Environmental experts have appealed for help after a virus outbreak was recorded among Scotland’s already threatened population of red squirrels.
A number of squirrelpox cases have been recorded along the Solway Coast in the last month, prompting emergency action from conservationists.
The Saving Scotland’s Red Squirrels campaign has asked locals to remove wildlife feeding equipment and report sightings of animals with signs of disease as a matter of priority.
Squirrelpox is carried by grey squirrels but is deadly only to reds. While outbreaks are common, the rural area on the south coast is not known to have had one before.
Symptoms include lesions which prevent the red squirrel from eating, drinking or moving. It is usually fatal within two weeks and an outbreak can cause local numbers to crash.
In recent weeks at least 15 red squirrels have died as a result of squirrelpox, with more sick squirrels spotted across an area that spans from Palnackie to Carsethorn in Kirkcudbrightshire.
Experts said wildlife feeder boxes and garden bird tables increase the risk of squirrelpox transmission as they bring squirrels of both species into closer contact with one another.
While the virus is initially spread by grey squirrels, once it has entered the red squirrel population, red-to-red squirrel transmission will also occur. Campaigners said it was therefore imperative that all squirrels are prevented from coming into close contact at feeders during an outbreak.
A long-time red squirrel stronghold in Dumfries & Galloway, this part of the Solway coast has seen a small number of grey squirrels move into the area in recent times and begin to spread widely.
Dr Stephanie Johnstone, conservation officer for Saving Scotland’s Red Squirrels said: “With support of local volunteers from the Solway Forests Red Squirrel Network, we have deployed emergency squirrelpox outbreak response measures.

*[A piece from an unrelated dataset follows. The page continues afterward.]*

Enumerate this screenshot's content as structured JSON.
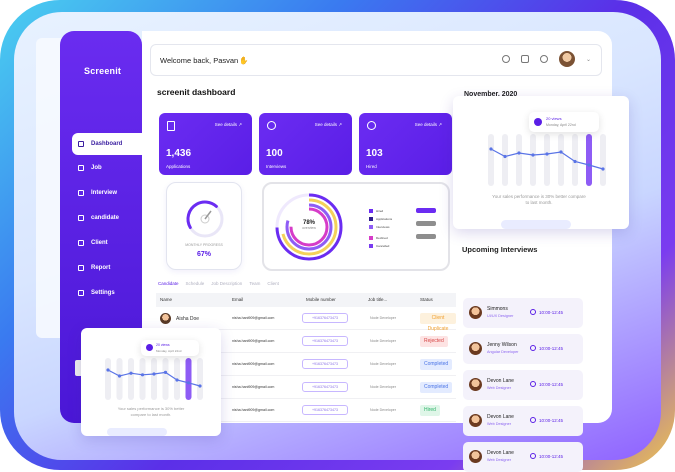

“Grey squirrels are being removed from the area through live trapping and humane dispatch. We know that when grey squirrel numbers are kept low, red squirrel populations can recover following the devastation of an outbreak.
“Any captured sick red squirrels will be taken to a veterinary clinic in Castle Douglas where they will be assessed and either treated or euthanised.”
John Lind, who volunteers with the Solway Forests Red Squirrel Network, said: “The arrival of this disease in our area is very distressing. I have seen too many cases now and we need to try and combat the spread of this outbreak. One way people can help is by reporting sick red squirrels and healthy greys to us when they are seen.”